I guess, in the end, this is to all my wanna-be creators out there, which is probably all of you, right? So then to all of you, every single person reading this, know that while life can be overwhelming, it's worth it if you make it worth it. If you make something out of it. And I don't want you to work yourself to death, my point isn't that there's no time for moping. But if you, like me, feel like you spend too much time moping and long for a time when you can make your dreams come true, make that time now. I want to hear all your beautiful voices loud and proud, because I think that's what all artists really feel accomplishment out of; not the art they made, but how that inspired others in their art. This review has (sometimes accidentally) stumbled upon these cycles, these ways life creates a never ending circle of people affecting other people and it going back to them around and around nonstop, and I think that's beautiful, that even if we feel like we're being selfish for focusing on ourselves and our passion projects and our dreams, in the end it is for the reason of helping others, influencing others, and inspiring them to create more. So I guess if you're feeling like you just feed on other's life experience, or that you should care more about the people around you, that means you're caring enough. You just are also trying to find a way to take that care and make it into something else, later, that can impact those people you care about AND other people that need care.
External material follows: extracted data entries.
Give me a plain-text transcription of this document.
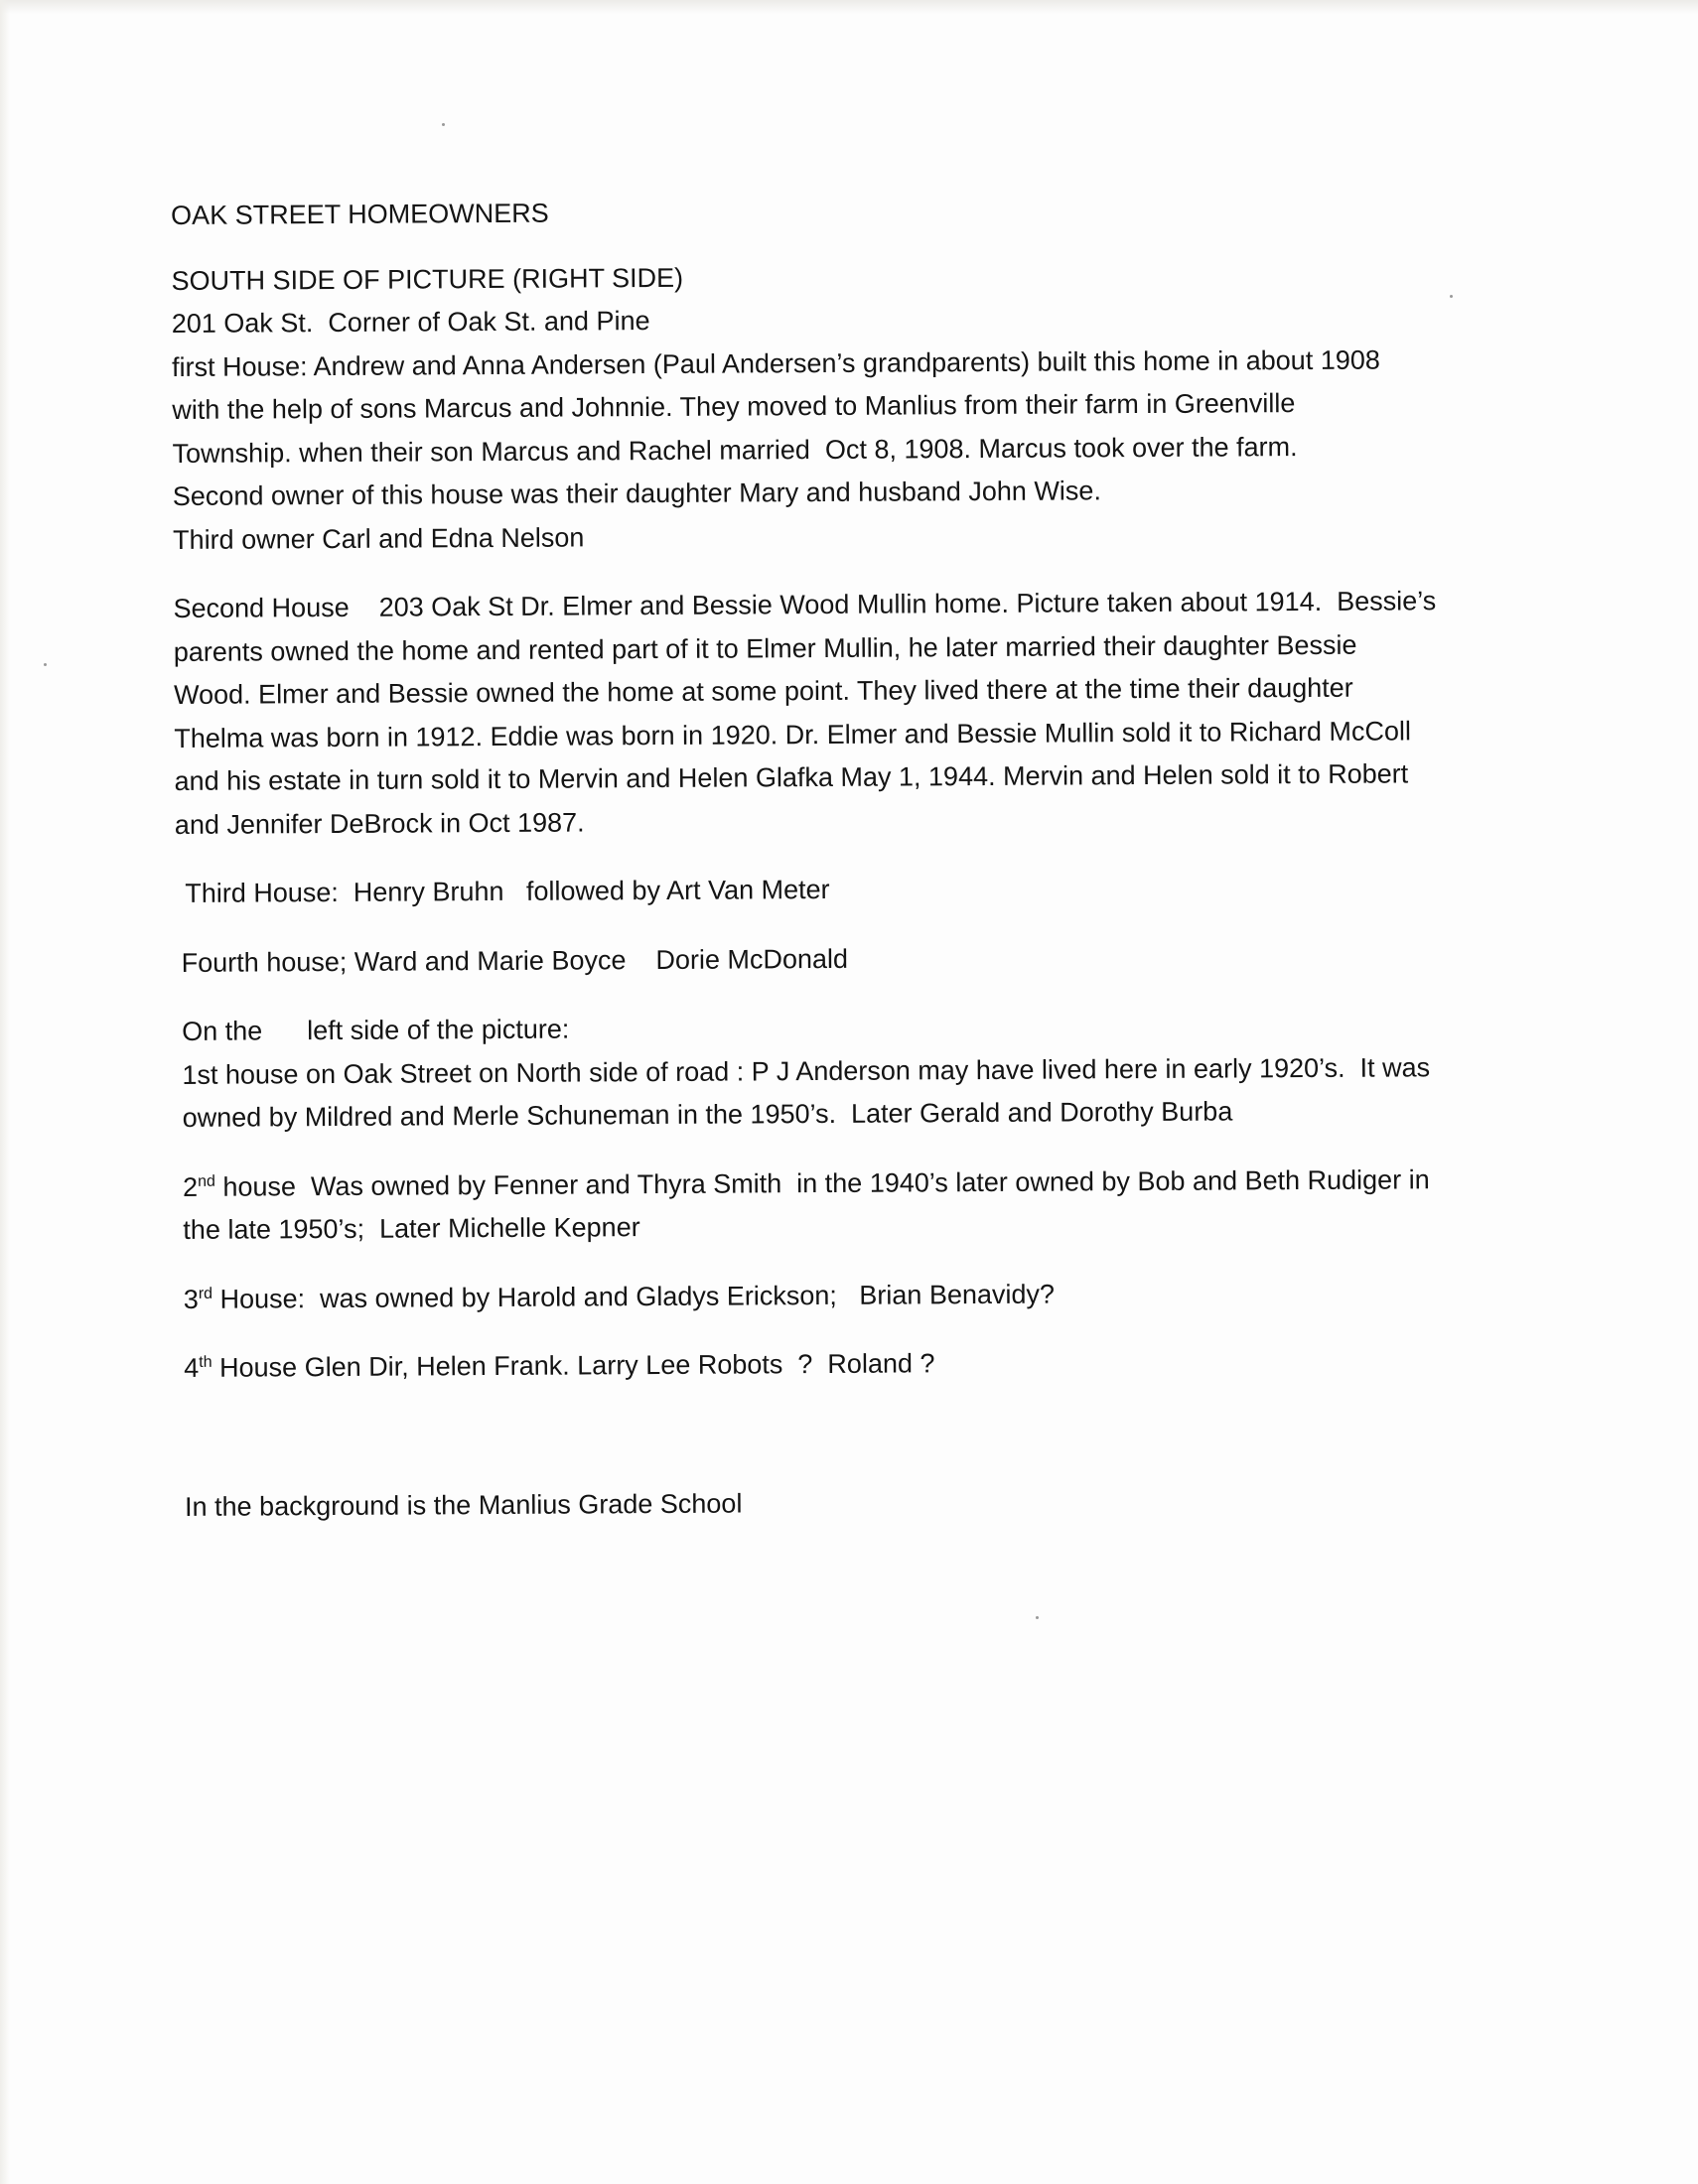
OAK STREET HOMEOWNERS

SOUTH SIDE OF PICTURE (RIGHT SIDE)

201 Oak St.  Corner of Oak St. and Pine

first House: Andrew and Anna Andersen (Paul Andersen’s grandparents) built this home in about 1908

with the help of sons Marcus and Johnnie. They moved to Manlius from their farm in Greenville

Township. when their son Marcus and Rachel married  Oct 8, 1908. Marcus took over the farm.

Second owner of this house was their daughter Mary and husband John Wise.

Third owner Carl and Edna Nelson

Second House    203 Oak St Dr. Elmer and Bessie Wood Mullin home. Picture taken about 1914.  Bessie’s

parents owned the home and rented part of it to Elmer Mullin, he later married their daughter Bessie

Wood. Elmer and Bessie owned the home at some point. They lived there at the time their daughter

Thelma was born in 1912. Eddie was born in 1920. Dr. Elmer and Bessie Mullin sold it to Richard McColl

and his estate in turn sold it to Mervin and Helen Glafka May 1, 1944. Mervin and Helen sold it to Robert

and Jennifer DeBrock in Oct 1987.

Third House:  Henry Bruhn   followed by Art Van Meter

Fourth house; Ward and Marie Boyce    Dorie McDonald

On the      left side of the picture:

1st house on Oak Street on North side of road : P J Anderson may have lived here in early 1920’s.  It was

owned by Mildred and Merle Schuneman in the 1950’s.  Later Gerald and Dorothy Burba

2nd house  Was owned by Fenner and Thyra Smith  in the 1940’s later owned by Bob and Beth Rudiger in

the late 1950’s;  Later Michelle Kepner

3rd House:  was owned by Harold and Gladys Erickson;   Brian Benavidy?

4th House Glen Dir, Helen Frank. Larry Lee Robots  ?  Roland ?

In the background is the Manlius Grade School
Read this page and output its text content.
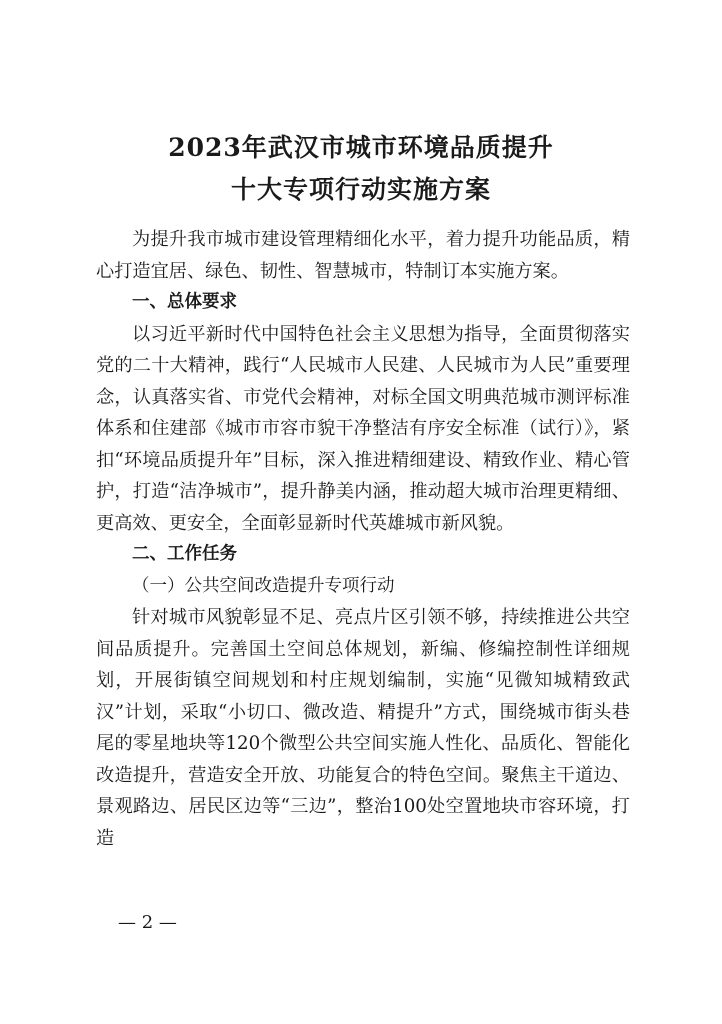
2023年武汉市城市环境品质提升
十大专项行动实施方案

为提升我市城市建设管理精细化水平，着力提升功能品质，精心打造宜居、绿色、韧性、智慧城市，特制订本实施方案。

一、总体要求

以习近平新时代中国特色社会主义思想为指导，全面贯彻落实党的二十大精神，践行“人民城市人民建、人民城市为人民”重要理念，认真落实省、市党代会精神，对标全国文明典范城市测评标准体系和住建部《城市市容市貌干净整洁有序安全标准（试行）》，紧扣“环境品质提升年”目标，深入推进精细建设、精致作业、精心管护，打造“洁净城市”，提升静美内涵，推动超大城市治理更精细、更高效、更安全，全面彰显新时代英雄城市新风貌。

二、工作任务

（一）公共空间改造提升专项行动

针对城市风貌彰显不足、亮点片区引领不够，持续推进公共空间品质提升。完善国土空间总体规划，新编、修编控制性详细规划，开展街镇空间规划和村庄规划编制，实施“见微知城精致武汉”计划，采取“小切口、微改造、精提升”方式，围绕城市街头巷尾的零星地块等120个微型公共空间实施人性化、品质化、智能化改造提升，营造安全开放、功能复合的特色空间。聚焦主干道边、景观路边、居民区边等“三边”，整治100处空置地块市容环境，打造

— 2 —
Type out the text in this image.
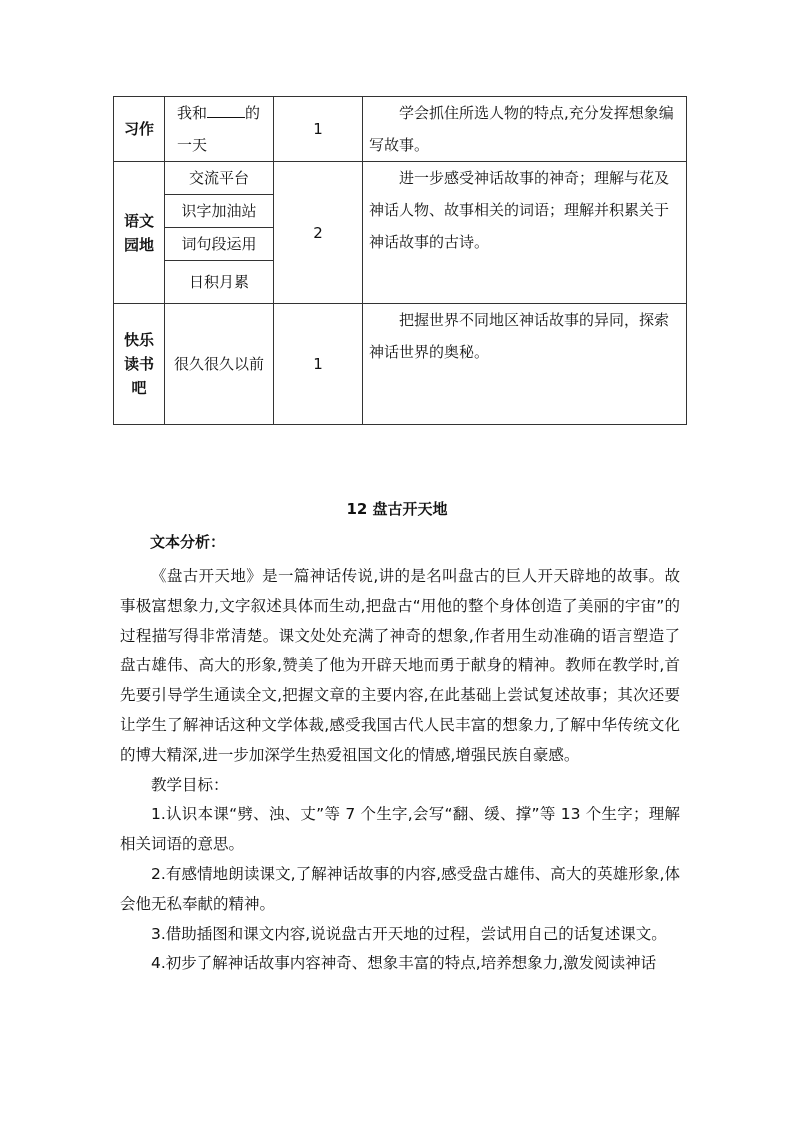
习作	我和 的一天	1	学会抓住所选人物的特点,充分发挥想象编写故事。

语文园地	交流平台	2	进一步感受神话故事的神奇；理解与花及神话人物、故事相关的词语；理解并积累关于神话故事的古诗。

	识字加油站		
	词句段运用		
	日积月累		

快乐读书吧	很久很久以前	1	把握世界不同地区神话故事的异同，探索神话世界的奥秘。

12 盘古开天地
文本分析：

《盘古开天地》是一篇神话传说,讲的是名叫盘古的巨人开天辟地的故事。故事极富想象力,文字叙述具体而生动,把盘古“用他的整个身体创造了美丽的宇宙”的过程描写得非常清楚。课文处处充满了神奇的想象,作者用生动准确的语言塑造了盘古雄伟、高大的形象,赞美了他为开辟天地而勇于献身的精神。教师在教学时,首先要引导学生通读全文,把握文章的主要内容,在此基础上尝试复述故事；其次还要让学生了解神话这种文学体裁,感受我国古代人民丰富的想象力,了解中华传统文化的博大精深,进一步加深学生热爱祖国文化的情感,增强民族自豪感。

教学目标：

1.认识本课“劈、浊、丈”等 7 个生字,会写“翻、缓、撑”等 13 个生字；理解相关词语的意思。

2.有感情地朗读课文,了解神话故事的内容,感受盘古雄伟、高大的英雄形象,体会他无私奉献的精神。

3.借助插图和课文内容,说说盘古开天地的过程，尝试用自己的话复述课文。

4.初步了解神话故事内容神奇、想象丰富的特点,培养想象力,激发阅读神话
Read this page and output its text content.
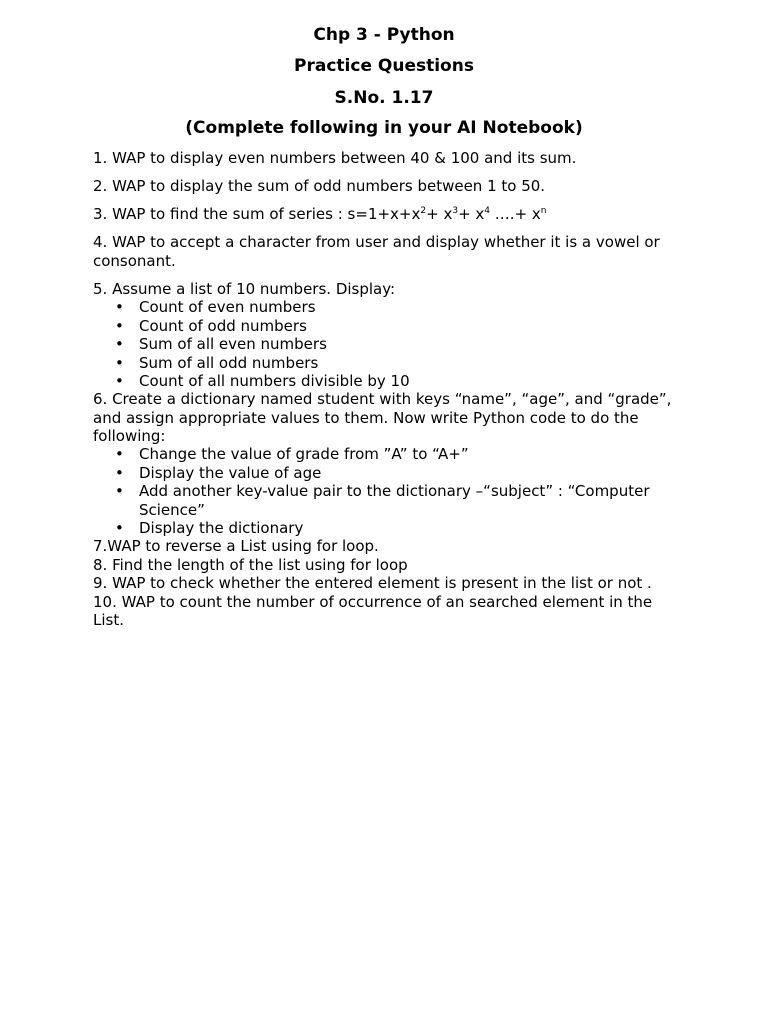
Chp 3 - Python
Practice Questions
S.No. 1.17
(Complete following in your AI Notebook)

1. WAP to display even numbers between 40 & 100 and its sum.

2. WAP to display the sum of odd numbers between 1 to 50.

3. WAP to find the sum of series : $s=1+x+x^2+ x^3+ x^4$ ….+ $x^n$

4. WAP to accept a character from user and display whether it is a vowel or consonant.

5. Assume a list of 10 numbers. Display:

• Count of even numbers
• Count of odd numbers
• Sum of all even numbers
• Sum of all odd numbers
• Count of all numbers divisible by 10

6. Create a dictionary named student with keys “name”, “age”, and “grade”, and assign appropriate values to them. Now write Python code to do the following:

• Change the value of grade from ”A” to “A+”
• Display the value of age
• Add another key-value pair to the dictionary –“subject” : “Computer Science”
• Display the dictionary

7.WAP to reverse a List using for loop.

8. Find the length of the list using for loop

9. WAP to check whether the entered element is present in the list or not .

10. WAP to count the number of occurrence of an searched element in the List.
This is only a little bit of what Her offers for you to think about. I didn't even get to talking about the love aspect of it all, which you would think is a big thing to skip over but somehow feels insignificant to me right now. It's up there with The Social Network, in terms of movies that can give me entirely different vibes every time I watch them. From my first feeling of hating my existence, to my final sense of purpose in the world, to feeling the pains of love, the beauty of love, the beauty of the world, the beauty of people, Her has it all. It is your brain, rushing around, too busy to think about everything, focused in on the thing that matters most to you at that second. It is life. And it is wonderful.